Es ist eine krachende Niederlage. Mit seiner Bürgeranleihe wollte
Tennet die Akzeptanz der betroffenen Bürger für eine Stromtrasse an
Schleswig-Holsteins Westküste erhöhen. Doch kaum
ein Anwohner war offenbar bereit, Geld in die Anleihe zu stecken, die
von Finanzexperten landauf, landab als hochriskant eingestuft wurde. Mit
seiner Bruchlandung beweist der Netzbetreiber dabei, was Studien unter
anderem vom bundeseigenen Thünen-Institut schon
prophezeit haben: dass Bürgerbeteiligungen beim Netzausbau ein Irrweg
sind, da sich Menschen den freien Blick auf den Horizont nicht abkaufen
lassen. Tennet steht jetzt da wie ein begossener Pudel, derweil
Politiker quer durch die Parteienlandschaft hinweg die Bürgerbeteiligung
auch weiterhin gut heißen – wenn das Modell ein anderes wäre.

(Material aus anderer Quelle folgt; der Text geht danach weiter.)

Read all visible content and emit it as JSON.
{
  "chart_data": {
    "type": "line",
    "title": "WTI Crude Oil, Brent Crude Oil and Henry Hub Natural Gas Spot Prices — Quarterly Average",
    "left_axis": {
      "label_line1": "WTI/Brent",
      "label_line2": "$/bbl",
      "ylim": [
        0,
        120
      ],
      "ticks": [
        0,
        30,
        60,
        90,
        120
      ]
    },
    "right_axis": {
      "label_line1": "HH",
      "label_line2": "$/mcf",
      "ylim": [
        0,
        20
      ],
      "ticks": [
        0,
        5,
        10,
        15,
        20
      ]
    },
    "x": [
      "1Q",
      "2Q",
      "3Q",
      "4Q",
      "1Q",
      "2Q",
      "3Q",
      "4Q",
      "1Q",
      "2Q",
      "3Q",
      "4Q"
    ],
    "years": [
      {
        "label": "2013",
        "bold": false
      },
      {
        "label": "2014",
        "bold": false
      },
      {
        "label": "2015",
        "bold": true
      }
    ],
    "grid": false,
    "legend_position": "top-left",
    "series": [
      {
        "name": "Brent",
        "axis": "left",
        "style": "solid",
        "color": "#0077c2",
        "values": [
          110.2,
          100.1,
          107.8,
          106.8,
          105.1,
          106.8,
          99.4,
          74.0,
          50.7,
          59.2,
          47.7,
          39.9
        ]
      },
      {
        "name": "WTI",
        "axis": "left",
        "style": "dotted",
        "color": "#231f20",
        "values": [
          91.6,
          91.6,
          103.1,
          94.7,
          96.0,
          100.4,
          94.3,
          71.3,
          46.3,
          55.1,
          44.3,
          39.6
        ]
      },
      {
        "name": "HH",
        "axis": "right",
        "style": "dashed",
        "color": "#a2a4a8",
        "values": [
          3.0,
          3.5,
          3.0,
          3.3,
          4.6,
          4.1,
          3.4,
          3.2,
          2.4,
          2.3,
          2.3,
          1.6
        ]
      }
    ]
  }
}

Das Problem ist nur: Wie es in Zukunft besser gehen soll, kann
derzeit niemand sagen. Vielleicht auch, weil der Idee einer
Bürgerbeteiligung von Grund auf ein eklatanter Fehler inne wohnt –
jenseits des Falls der Westküste-Trasse.
Netzbetreiber wie Tennet refinanzieren ihre Investitionen über die
Netznutzungsentgelte, die rund ein Viertel des Strompreises ausmachen
und ein wesentlicher Grund für die steigenden Strompreise sind. Während
aber alle Bürger die Netznutzungsentgelte zahlen müssen, können es sich
längst nicht alle leisten, ihr Geld in eine Bürgerbeteiligung zu
stecken. Das heißt vereinfacht: Die Stromrechnung der Geringverdiener
garantiert im Extremfall die Rendite der vermögenden Nachbarn. Das ist
eine Umverteilung von unten nach oben unter dem Deckmantel der
Energiewende.


Wer tatsächlich mehr Akzeptanz für die Energiewende und den
Netzausbau möchte, wird um zweierlei nicht herumkommen: Zum einen wird
er die Kosten der Energiewende klar benennen müssen. Zum anderen muss
der Masse der Bürger klar gemacht werden, wann und wie sie endlich von
der Energiewende profitieren werden. Doch weder das eine noch das andere
ist gegenwärtig der Fall. Daran ändert auch eine Bürgerleitung nichts.